The reminder comes after snowboard tracks were spotted by a local. The majority of the mountain is closed in the wintertime. In part, that closure helps protect the local elk population. It’s also to reduce avalanche risk.
“When we have heavy snow conditions, which are the prime time to go ski some powder, we also have higher avalanche danger,” Missoula Parks and Recreation’s Jeff Gicklhorn told KPAX, the local news station. “At the time that those individuals trespassed last Friday, the Western Montana Avalanche Foundation had issued an extreme avalanche forecast for the backcountry.”

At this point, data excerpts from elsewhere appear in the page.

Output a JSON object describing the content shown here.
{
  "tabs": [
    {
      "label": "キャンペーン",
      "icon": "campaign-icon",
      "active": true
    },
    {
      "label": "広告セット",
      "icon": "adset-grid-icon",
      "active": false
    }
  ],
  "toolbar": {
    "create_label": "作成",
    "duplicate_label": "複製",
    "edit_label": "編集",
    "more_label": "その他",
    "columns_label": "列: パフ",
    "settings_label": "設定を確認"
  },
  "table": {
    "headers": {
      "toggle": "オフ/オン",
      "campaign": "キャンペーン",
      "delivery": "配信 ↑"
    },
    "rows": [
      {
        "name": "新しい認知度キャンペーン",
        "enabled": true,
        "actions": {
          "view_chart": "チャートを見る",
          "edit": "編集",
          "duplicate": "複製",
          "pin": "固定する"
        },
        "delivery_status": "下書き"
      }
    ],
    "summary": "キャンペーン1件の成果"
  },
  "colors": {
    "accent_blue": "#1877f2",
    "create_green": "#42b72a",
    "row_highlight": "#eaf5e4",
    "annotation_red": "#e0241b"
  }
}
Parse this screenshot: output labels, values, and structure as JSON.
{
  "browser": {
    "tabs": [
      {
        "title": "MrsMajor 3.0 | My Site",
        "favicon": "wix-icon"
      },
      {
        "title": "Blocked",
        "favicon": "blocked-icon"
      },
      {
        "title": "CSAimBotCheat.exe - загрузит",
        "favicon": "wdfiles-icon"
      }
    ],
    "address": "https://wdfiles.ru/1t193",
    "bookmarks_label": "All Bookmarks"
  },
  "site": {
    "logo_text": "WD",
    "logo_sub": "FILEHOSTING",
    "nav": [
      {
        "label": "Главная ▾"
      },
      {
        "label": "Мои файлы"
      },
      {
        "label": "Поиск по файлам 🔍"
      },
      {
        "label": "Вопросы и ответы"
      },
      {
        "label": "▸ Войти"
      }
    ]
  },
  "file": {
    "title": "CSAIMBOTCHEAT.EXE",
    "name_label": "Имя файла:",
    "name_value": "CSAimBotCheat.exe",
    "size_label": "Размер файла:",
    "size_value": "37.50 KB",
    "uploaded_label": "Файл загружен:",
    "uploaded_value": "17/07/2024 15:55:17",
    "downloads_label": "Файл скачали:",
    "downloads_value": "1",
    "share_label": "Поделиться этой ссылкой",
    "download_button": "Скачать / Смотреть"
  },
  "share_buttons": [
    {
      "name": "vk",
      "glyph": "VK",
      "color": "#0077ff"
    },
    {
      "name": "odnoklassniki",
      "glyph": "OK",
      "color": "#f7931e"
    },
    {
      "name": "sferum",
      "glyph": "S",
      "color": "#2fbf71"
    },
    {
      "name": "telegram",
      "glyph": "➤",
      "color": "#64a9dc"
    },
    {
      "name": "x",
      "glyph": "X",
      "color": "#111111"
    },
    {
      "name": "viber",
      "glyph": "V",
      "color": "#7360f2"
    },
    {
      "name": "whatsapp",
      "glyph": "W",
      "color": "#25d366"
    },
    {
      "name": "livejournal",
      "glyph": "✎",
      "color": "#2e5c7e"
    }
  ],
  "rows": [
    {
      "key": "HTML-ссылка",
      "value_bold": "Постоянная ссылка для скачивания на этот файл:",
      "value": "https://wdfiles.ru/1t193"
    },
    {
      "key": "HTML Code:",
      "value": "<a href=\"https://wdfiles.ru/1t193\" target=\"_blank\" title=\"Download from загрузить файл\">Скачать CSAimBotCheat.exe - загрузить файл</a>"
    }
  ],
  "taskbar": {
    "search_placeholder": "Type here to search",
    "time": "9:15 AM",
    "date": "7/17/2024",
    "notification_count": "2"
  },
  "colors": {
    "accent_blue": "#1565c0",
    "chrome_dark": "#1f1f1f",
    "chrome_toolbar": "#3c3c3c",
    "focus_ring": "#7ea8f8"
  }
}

The time in which snowboarders poached Mount Jumbo, avalanche risk was high, Gicklhorn said. The storm that swept in provided more snowfall than an infamous storm in 2014, which did lead to a catastrophic avalanche.
That 2014 slide tore through the Rattlesnake neighborhood, and killed one woman. It buried several others, and destroyed a home. It was triggered by a snowboarder poaching Mount Jumbo. Dozens of residents and police officers rushed to the scene with shovels and chainsaws. At least one child was buried, and soon later, two more were fond buried alive under the snow.
The rider unintentionally triggered a slab avalanche on the west face of Mount Jumbo. Winds froze the snowfall, which made the heavy snow more prone to collapse.
Gicklhorn told KPAX that riders should head to Marshall Mountain, just outside town. That will ensure that fewer lives are at risk, and eliminate the potential for a $500 fine for trespassing at Mount Jumbo. Local residents are encouraged to call 911 to report active trespassers.
“There are eyes on the mountain. City Parks is not going up there and driving around the mountain trying to look for trespass, but there are residents that really do care about this closure and about making sure that the elk are protected and the residents, they themselves live in the Rattlesnake, are also protected,” Gicklhorn said to KPAX.